Carmelo Pluchino was born in Spinea, on the
Venice mainland, in 1946. After finishing school
he decided to pursue the artistic vocation that he
had cultivated since he was a young boy, but found
a job with a local bank for his upkeep. He began mixing with the artistic circles in Venice,
taking an active part in the debates that enlivened the creative research that the neo-
vanguard movement was carrying forward. He met and became friends with exponents of
the New Front of Arts and Spatialism and became part of the cultural clique that had
formed around Virgilio Guidi, where he renewed his friendship with Emilio Vedova and
the artists who exhibited in the Traghetto Gallery, which Gianni DeMarco had founded
and which fully supported the up and coming artists. It was Gianni De Marco himself who
first became interested in Carmelo’s work and convinced him to hold an exhibition in the
gallery, which created a great deal of interest with the emerging figures of that time.
In the meantime he had moved to Venice to live, but kept his studio in his hometown. In the
70s and 80s he received several invitations to hold exhibitions in various Italian towns,
supported by the gallery owner and art merchant Gianni De Marco, who also gave him
the chance of meeting several art collectors. He was also a frequent visitor to the
Il Cavallino Gallery, where he met representatives of the Cobra movement, who became
very important reference figures for his research, which revolved around the informal
gestural expressiveness of Vedova and the fantasy of the Cobra group.

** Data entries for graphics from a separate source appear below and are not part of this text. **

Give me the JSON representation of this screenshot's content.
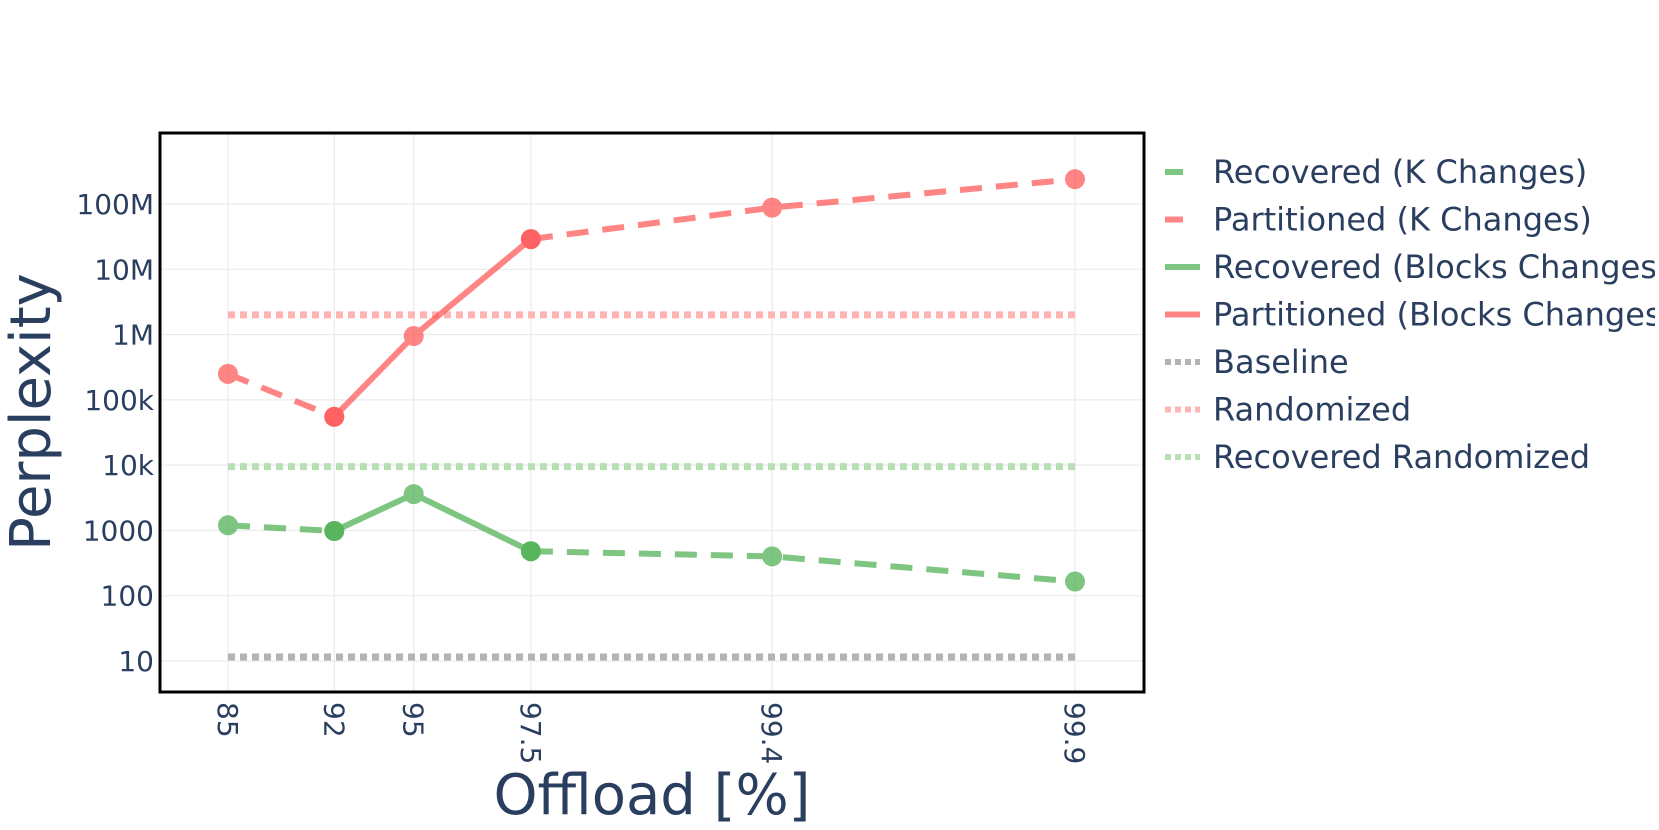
{
  "chart_data": {
    "type": "line",
    "xlabel": "Offload [%]",
    "ylabel": "Perplexity",
    "x_scale": "categorical-by-log-distance",
    "y_scale": "log",
    "ylim": [
      4,
      1000000000
    ],
    "grid": true,
    "legend_position": "right",
    "x_ticks": [
      "85",
      "92",
      "95",
      "97.5",
      "99.4",
      "99.9"
    ],
    "y_ticks": [
      "10",
      "100",
      "1000",
      "10k",
      "100k",
      "1M",
      "10M",
      "100M"
    ],
    "y_tick_values": [
      10,
      100,
      1000,
      10000,
      100000,
      1000000,
      10000000,
      100000000
    ],
    "series": [
      {
        "name": "Recovered (K Changes)",
        "color": "#4caf50",
        "dash": "dash",
        "markers": true,
        "segments": [
          {
            "x": [
              85,
              92
            ],
            "y": [
              1200,
              980
            ]
          },
          {
            "x": [
              97.5,
              99.4,
              99.9
            ],
            "y": [
              480,
              400,
              165
            ]
          }
        ]
      },
      {
        "name": "Partitioned (K Changes)",
        "color": "#ff5555",
        "dash": "dash",
        "markers": true,
        "segments": [
          {
            "x": [
              85,
              92
            ],
            "y": [
              250000,
              55000
            ]
          },
          {
            "x": [
              97.5,
              99.4,
              99.9
            ],
            "y": [
              29000000,
              88000000,
              240000000
            ]
          }
        ]
      },
      {
        "name": "Recovered (Blocks Changes)",
        "color": "#4caf50",
        "dash": "solid",
        "markers": true,
        "segments": [
          {
            "x": [
              92,
              95,
              97.5
            ],
            "y": [
              980,
              3600,
              480
            ]
          }
        ]
      },
      {
        "name": "Partitioned (Blocks Changes)",
        "color": "#ff5555",
        "dash": "solid",
        "markers": true,
        "segments": [
          {
            "x": [
              92,
              95,
              97.5
            ],
            "y": [
              55000,
              950000,
              29000000
            ]
          }
        ]
      },
      {
        "name": "Baseline",
        "color": "#b3b3b3",
        "dash": "dot",
        "markers": false,
        "segments": [
          {
            "x": [
              85,
              99.9
            ],
            "y": [
              11.5,
              11.5
            ]
          }
        ]
      },
      {
        "name": "Randomized",
        "color": "#ffb3b3",
        "dash": "dot",
        "markers": false,
        "segments": [
          {
            "x": [
              85,
              99.9
            ],
            "y": [
              2000000,
              2000000
            ]
          }
        ]
      },
      {
        "name": "Recovered Randomized",
        "color": "#b9dfb4",
        "dash": "dot",
        "markers": false,
        "segments": [
          {
            "x": [
              85,
              99.9
            ],
            "y": [
              9500,
              9500
            ]
          }
        ]
      }
    ]
  }
}
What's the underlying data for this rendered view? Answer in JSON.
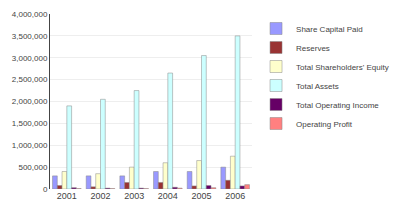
{
  "chart_data": {
    "type": "bar",
    "categories": [
      "2001",
      "2002",
      "2003",
      "2004",
      "2005",
      "2006"
    ],
    "series": [
      {
        "name": "Share Capital Paid",
        "color": "#9999FF",
        "values": [
          300000,
          300000,
          300000,
          400000,
          400000,
          500000
        ]
      },
      {
        "name": "Reserves",
        "color": "#993333",
        "values": [
          80000,
          50000,
          150000,
          150000,
          70000,
          200000
        ]
      },
      {
        "name": "Total Shareholders' Equity",
        "color": "#FFFFCC",
        "values": [
          400000,
          350000,
          500000,
          600000,
          650000,
          750000
        ]
      },
      {
        "name": "Total Assets",
        "color": "#CCFFFF",
        "values": [
          1900000,
          2050000,
          2250000,
          2650000,
          3050000,
          3500000
        ]
      },
      {
        "name": "Total Operating Income",
        "color": "#660066",
        "values": [
          30000,
          20000,
          20000,
          40000,
          80000,
          70000
        ]
      },
      {
        "name": "Operating Profit",
        "color": "#FF8080",
        "values": [
          10000,
          10000,
          10000,
          20000,
          30000,
          100000
        ]
      }
    ],
    "ylim": [
      0,
      4000000
    ],
    "yticks": [
      0,
      {
        "value": 500000,
        "label": "500,000"
      },
      {
        "value": 1000000,
        "label": "1,000,000"
      },
      {
        "value": 1500000,
        "label": "1,500,000"
      },
      {
        "value": 2000000,
        "label": "2,000,000"
      },
      {
        "value": 2500000,
        "label": "2,500,000"
      },
      {
        "value": 3000000,
        "label": "3,000,000"
      },
      {
        "value": 3500000,
        "label": "3,500,000"
      },
      {
        "value": 4000000,
        "label": "4,000,000"
      }
    ],
    "grid": true,
    "legend": "right"
  }
}
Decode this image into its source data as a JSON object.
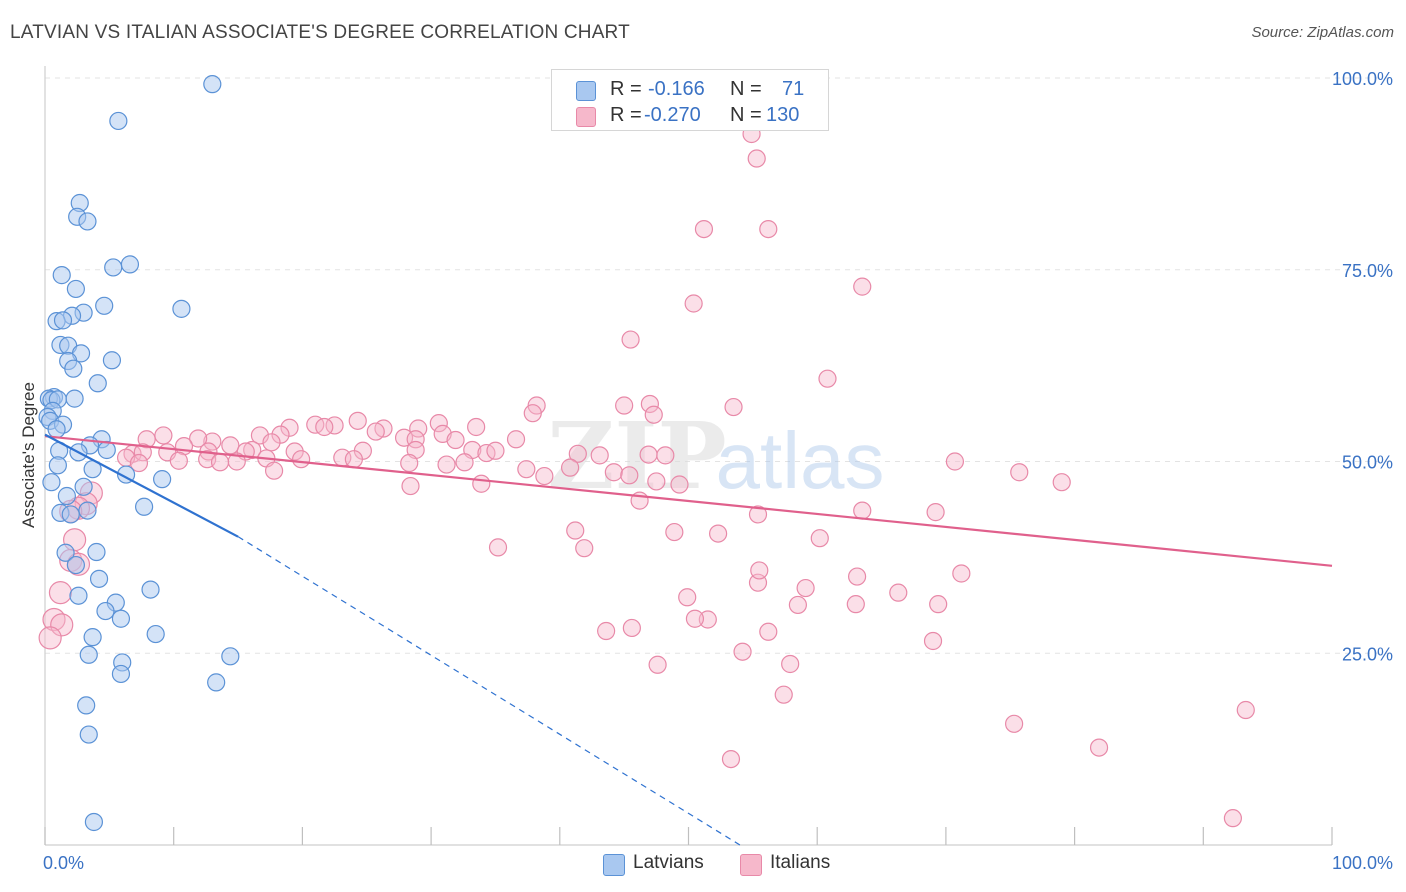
{
  "title": "LATVIAN VS ITALIAN ASSOCIATE'S DEGREE CORRELATION CHART",
  "source": "Source: ZipAtlas.com",
  "watermark": {
    "zip": "ZIP",
    "atlas": "atlas"
  },
  "stats": {
    "row1": {
      "r_label": "R =",
      "r_value": "-0.166",
      "n_label": "N =",
      "n_value": "71"
    },
    "row2": {
      "r_label": "R =",
      "r_value": "-0.270",
      "n_label": "N =",
      "n_value": "130"
    }
  },
  "legend": {
    "latvians": "Latvians",
    "italians": "Italians"
  },
  "colors": {
    "latvian_fill": "#a9c8f0",
    "latvian_stroke": "#5b92d6",
    "latvian_line": "#2f72d0",
    "italian_fill": "#f6b8cb",
    "italian_stroke": "#e889a8",
    "italian_line": "#e0608c",
    "tick_text": "#3a72c4",
    "grid": "#e3e3e3"
  },
  "chart_data": {
    "type": "scatter",
    "title": "LATVIAN VS ITALIAN ASSOCIATE'S DEGREE CORRELATION CHART",
    "xlabel": "",
    "ylabel": "Associate's Degree",
    "xlim": [
      0,
      100
    ],
    "ylim": [
      0,
      100
    ],
    "x_tick_labels": [
      "0.0%",
      "100.0%"
    ],
    "y_ticks": [
      25,
      50,
      75,
      100
    ],
    "y_tick_labels": [
      "25.0%",
      "50.0%",
      "75.0%",
      "100.0%"
    ],
    "grid": true,
    "legend_position": "bottom-center",
    "series": [
      {
        "name": "Latvians",
        "r": -0.166,
        "n": 71,
        "trend": {
          "x0": 0,
          "y0": 53.5,
          "x1": 15,
          "y1": 40.2,
          "dash_to_x": 54,
          "dash_to_y": 0
        },
        "points": [
          [
            13,
            99.2
          ],
          [
            5.7,
            94.4
          ],
          [
            2.7,
            83.7
          ],
          [
            2.5,
            81.9
          ],
          [
            3.3,
            81.3
          ],
          [
            5.3,
            75.3
          ],
          [
            6.6,
            75.7
          ],
          [
            1.3,
            74.3
          ],
          [
            2.4,
            72.5
          ],
          [
            4.6,
            70.3
          ],
          [
            10.6,
            69.9
          ],
          [
            3.0,
            69.4
          ],
          [
            2.1,
            69.0
          ],
          [
            0.9,
            68.3
          ],
          [
            1.4,
            68.4
          ],
          [
            1.2,
            65.2
          ],
          [
            1.8,
            65.1
          ],
          [
            2.8,
            64.1
          ],
          [
            1.8,
            63.1
          ],
          [
            5.2,
            63.2
          ],
          [
            2.2,
            62.1
          ],
          [
            4.1,
            60.2
          ],
          [
            0.7,
            58.4
          ],
          [
            0.3,
            58.2
          ],
          [
            0.5,
            58.0
          ],
          [
            1.0,
            58.1
          ],
          [
            2.3,
            58.2
          ],
          [
            0.6,
            56.6
          ],
          [
            0.2,
            55.8
          ],
          [
            0.4,
            55.3
          ],
          [
            1.4,
            54.8
          ],
          [
            0.9,
            54.2
          ],
          [
            4.4,
            52.9
          ],
          [
            3.5,
            52.1
          ],
          [
            1.1,
            51.4
          ],
          [
            2.6,
            51.2
          ],
          [
            4.8,
            51.5
          ],
          [
            1.0,
            49.5
          ],
          [
            3.7,
            49.0
          ],
          [
            6.3,
            48.3
          ],
          [
            9.1,
            47.7
          ],
          [
            0.5,
            47.3
          ],
          [
            3.0,
            46.7
          ],
          [
            1.7,
            45.5
          ],
          [
            1.2,
            43.3
          ],
          [
            2.0,
            43.1
          ],
          [
            7.7,
            44.1
          ],
          [
            3.3,
            43.6
          ],
          [
            1.6,
            38.1
          ],
          [
            4.0,
            38.2
          ],
          [
            2.4,
            36.5
          ],
          [
            4.2,
            34.7
          ],
          [
            8.2,
            33.3
          ],
          [
            2.6,
            32.5
          ],
          [
            5.5,
            31.6
          ],
          [
            4.7,
            30.5
          ],
          [
            5.9,
            29.5
          ],
          [
            8.6,
            27.5
          ],
          [
            3.7,
            27.1
          ],
          [
            3.4,
            24.8
          ],
          [
            6.0,
            23.8
          ],
          [
            14.4,
            24.6
          ],
          [
            5.9,
            22.3
          ],
          [
            13.3,
            21.2
          ],
          [
            3.2,
            18.2
          ],
          [
            3.4,
            14.4
          ],
          [
            3.8,
            3.0
          ]
        ]
      },
      {
        "name": "Italians",
        "r": -0.27,
        "n": 130,
        "trend": {
          "x0": 0,
          "y0": 53.3,
          "x1": 100,
          "y1": 36.4
        },
        "points": [
          [
            54.9,
            92.7
          ],
          [
            55.3,
            89.5
          ],
          [
            51.2,
            80.3
          ],
          [
            56.2,
            80.3
          ],
          [
            63.5,
            72.8
          ],
          [
            50.4,
            70.6
          ],
          [
            45.5,
            65.9
          ],
          [
            60.8,
            60.8
          ],
          [
            45.0,
            57.3
          ],
          [
            53.5,
            57.1
          ],
          [
            47.0,
            57.5
          ],
          [
            38.2,
            57.3
          ],
          [
            37.9,
            56.3
          ],
          [
            47.3,
            56.1
          ],
          [
            24.3,
            55.3
          ],
          [
            22.5,
            54.7
          ],
          [
            30.6,
            55.0
          ],
          [
            33.5,
            54.5
          ],
          [
            21.0,
            54.8
          ],
          [
            19.0,
            54.4
          ],
          [
            26.3,
            54.3
          ],
          [
            13.0,
            52.6
          ],
          [
            16.7,
            53.4
          ],
          [
            18.3,
            53.5
          ],
          [
            21.7,
            54.5
          ],
          [
            29.0,
            54.3
          ],
          [
            25.7,
            53.9
          ],
          [
            30.9,
            53.6
          ],
          [
            31.9,
            52.8
          ],
          [
            36.6,
            52.9
          ],
          [
            17.6,
            52.5
          ],
          [
            27.9,
            53.1
          ],
          [
            28.8,
            52.9
          ],
          [
            11.9,
            53.0
          ],
          [
            7.9,
            52.9
          ],
          [
            9.2,
            53.4
          ],
          [
            10.8,
            52.0
          ],
          [
            14.4,
            52.1
          ],
          [
            16.1,
            51.5
          ],
          [
            12.7,
            51.3
          ],
          [
            15.6,
            51.3
          ],
          [
            19.4,
            51.3
          ],
          [
            9.5,
            51.2
          ],
          [
            6.8,
            51.0
          ],
          [
            7.6,
            51.2
          ],
          [
            24.7,
            51.4
          ],
          [
            28.8,
            51.5
          ],
          [
            33.2,
            51.5
          ],
          [
            34.3,
            51.1
          ],
          [
            35.0,
            51.4
          ],
          [
            41.4,
            51.0
          ],
          [
            43.1,
            50.8
          ],
          [
            46.9,
            50.9
          ],
          [
            48.2,
            50.8
          ],
          [
            10.4,
            50.1
          ],
          [
            12.6,
            50.3
          ],
          [
            14.9,
            50.0
          ],
          [
            17.2,
            50.4
          ],
          [
            19.9,
            50.3
          ],
          [
            23.1,
            50.5
          ],
          [
            13.6,
            49.9
          ],
          [
            24.0,
            50.3
          ],
          [
            28.3,
            49.8
          ],
          [
            31.2,
            49.6
          ],
          [
            32.6,
            49.9
          ],
          [
            40.8,
            49.2
          ],
          [
            37.4,
            49.0
          ],
          [
            17.8,
            48.8
          ],
          [
            38.8,
            48.1
          ],
          [
            44.2,
            48.6
          ],
          [
            45.4,
            48.2
          ],
          [
            47.5,
            47.4
          ],
          [
            49.3,
            47.0
          ],
          [
            33.9,
            47.1
          ],
          [
            28.4,
            46.8
          ],
          [
            6.3,
            50.5
          ],
          [
            7.3,
            49.8
          ],
          [
            70.7,
            50.0
          ],
          [
            75.7,
            48.6
          ],
          [
            79.0,
            47.3
          ],
          [
            3.6,
            45.9
          ],
          [
            3.2,
            44.5
          ],
          [
            2.6,
            43.9
          ],
          [
            2.0,
            43.5
          ],
          [
            46.2,
            44.9
          ],
          [
            55.4,
            43.1
          ],
          [
            63.5,
            43.6
          ],
          [
            69.2,
            43.4
          ],
          [
            41.2,
            41.0
          ],
          [
            52.3,
            40.6
          ],
          [
            48.9,
            40.8
          ],
          [
            41.9,
            38.7
          ],
          [
            35.2,
            38.8
          ],
          [
            2.3,
            39.8
          ],
          [
            2.0,
            37.1
          ],
          [
            2.6,
            36.6
          ],
          [
            55.4,
            34.2
          ],
          [
            71.2,
            35.4
          ],
          [
            59.1,
            33.5
          ],
          [
            66.3,
            32.9
          ],
          [
            69.4,
            31.4
          ],
          [
            63.0,
            31.4
          ],
          [
            58.5,
            31.3
          ],
          [
            0.7,
            29.4
          ],
          [
            1.2,
            32.9
          ],
          [
            49.9,
            32.3
          ],
          [
            51.5,
            29.4
          ],
          [
            50.5,
            29.5
          ],
          [
            45.6,
            28.3
          ],
          [
            56.2,
            27.8
          ],
          [
            43.6,
            27.9
          ],
          [
            1.3,
            28.7
          ],
          [
            0.4,
            27.0
          ],
          [
            69.0,
            26.6
          ],
          [
            54.2,
            25.2
          ],
          [
            47.6,
            23.5
          ],
          [
            57.9,
            23.6
          ],
          [
            57.4,
            19.6
          ],
          [
            75.3,
            15.8
          ],
          [
            81.9,
            12.7
          ],
          [
            93.3,
            17.6
          ],
          [
            53.3,
            11.2
          ],
          [
            92.3,
            3.5
          ],
          [
            63.1,
            35.0
          ],
          [
            55.5,
            35.8
          ],
          [
            60.2,
            40.0
          ]
        ]
      }
    ]
  }
}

After visiting the Biennial in 1964 where he discovered the American Pop Art artists,
his style tooka decisive turning point towards the new Pop Art trends. He had various
personal and group exhibitions in different galleries and in the 90s undertook a new
research path to try and reconcile the drive of Post Informal language with the objective
displays of popular figuration. During the next decade he met the architect and designer,
Enzo Berti, and together they put on a performance in 2004 in the Milan Furniture Exhibition.
He is a passionate collector of antique African art and after a trip to the Black Continent, he
dedicated himself to depicting the tribal peoples with a cycle of works inspired by their culture.